Horse racing had an unsensational Las Vegas beginning yesterday with 8200 paid customers wagering $252,663 on the fine race card. The beginning was less than sensational from the standpoint of the size of the racing facilities - the pari-mutual/sellers and cashiers could easily have handled twice that much had their equipment been working.
Seventy-five horses made the circuit on races ranging in length from five and a half furlongs to a mile and a sixteenth.
Lefty James, owned by Nevadan J. Kell Houssels, and with the nation's 1952 leading jockey, Tony DeSpirito, aboard, won the feature race, the Mirage Handicap which enriched the owner of Bymeabond with a total of $10,650. A Houssels entry, Nevada John, also won in the second race.
In the grandstand and clubhouse, chorus girls mingled with housewives, hotel owners with bartenders, with an average of $30 being bet by each and every paid admission.
At the close of yesterday's session, President Lou Smith offered his apologies to the track fans because of the failure of the totalizator to function properly. Smith said that all tickets will be issued by hand today and this should assure prompt service.
There were still many things to be done at the track to make it the polished venture that the owners would like to have: first of which would be the elimination of the Australian-type ticket selling machines.
Another major bug still to be ironed out by the Jockey Club is the paralyzing traffic jam of motorists attempting to attend. Only one entrance is provided for racing fans, and many cars were forced to wait almost an hour on the clogged highways approaching the track, before gaining entrance to the parking lot. Hundreds gave up after a long wait, and returned home.
Adequate change in the cashiers' windows, paper cups for beer drinkers instead of the breakable zombie glasses now in use, and an improved public address system would give the operation more of a professional appearance, according to the complaints voiced.
However, there were more than enough reasons to show that the track officials went to great expense to provide comfort for the patrons. The furnishings in the clubhouse are probably unmatched at any track in the nation.
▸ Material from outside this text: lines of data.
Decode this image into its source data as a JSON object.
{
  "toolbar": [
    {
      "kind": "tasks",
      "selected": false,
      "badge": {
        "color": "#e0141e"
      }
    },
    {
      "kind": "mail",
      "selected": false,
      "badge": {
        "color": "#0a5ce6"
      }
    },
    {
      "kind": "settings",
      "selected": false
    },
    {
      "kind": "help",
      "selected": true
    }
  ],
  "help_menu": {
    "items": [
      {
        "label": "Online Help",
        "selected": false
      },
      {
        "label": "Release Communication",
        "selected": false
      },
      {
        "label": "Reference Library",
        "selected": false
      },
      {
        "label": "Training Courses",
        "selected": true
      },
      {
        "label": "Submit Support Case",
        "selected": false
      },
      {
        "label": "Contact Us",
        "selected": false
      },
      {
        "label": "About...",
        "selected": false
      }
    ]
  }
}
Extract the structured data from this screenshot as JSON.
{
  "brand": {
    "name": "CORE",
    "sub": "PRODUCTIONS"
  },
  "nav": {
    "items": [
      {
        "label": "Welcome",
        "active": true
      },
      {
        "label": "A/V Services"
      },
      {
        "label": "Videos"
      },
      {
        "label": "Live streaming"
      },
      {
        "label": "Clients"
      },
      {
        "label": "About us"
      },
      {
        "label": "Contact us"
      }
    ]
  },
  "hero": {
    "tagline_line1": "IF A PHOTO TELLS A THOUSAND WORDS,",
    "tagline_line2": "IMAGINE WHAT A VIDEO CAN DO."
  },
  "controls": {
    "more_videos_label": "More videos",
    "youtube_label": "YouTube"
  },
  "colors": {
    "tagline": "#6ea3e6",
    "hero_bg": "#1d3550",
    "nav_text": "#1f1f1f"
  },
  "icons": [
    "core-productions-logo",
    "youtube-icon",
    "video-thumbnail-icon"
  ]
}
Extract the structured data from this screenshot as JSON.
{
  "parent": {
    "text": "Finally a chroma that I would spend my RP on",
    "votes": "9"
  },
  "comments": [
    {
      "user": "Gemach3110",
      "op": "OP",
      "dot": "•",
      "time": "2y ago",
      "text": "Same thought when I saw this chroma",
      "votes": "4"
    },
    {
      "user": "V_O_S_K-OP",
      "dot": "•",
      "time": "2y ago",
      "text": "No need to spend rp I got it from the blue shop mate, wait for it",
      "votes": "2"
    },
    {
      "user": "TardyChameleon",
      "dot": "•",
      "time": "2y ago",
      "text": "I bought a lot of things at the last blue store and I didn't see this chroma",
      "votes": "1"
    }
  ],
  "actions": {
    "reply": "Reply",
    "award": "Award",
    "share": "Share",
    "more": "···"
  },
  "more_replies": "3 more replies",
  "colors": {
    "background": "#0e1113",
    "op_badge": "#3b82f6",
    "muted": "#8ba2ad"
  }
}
Despite the last-minute labor troubles that threatened to destroy the work of both Lou Smith and Alfred Jay Luke, the reception given to racing in Las Vegas could not be considered worse than the initial season of Santa Anita park back in 1933.
Also not to be forgotten are the efforts of Federal Judge Roger T. Foley, in whose court bankruptcy proceedings were handled, and who demanded and made sure that a financially well-founded organization was set up here.
Although the success of a track depends on the class of horses it attracts, the Las Vegas Jock Club appeared well on the way to becoming everything its' promoters have dreamed of.
Another $10,000 handicap tops the nine-race program scheduled for today. The feature is the Vacationland stakes for two year olds at five and a half furlongs, with Alberta Ranches' Zee Bull favored in the field of 13 names to start in the juvenile stakes.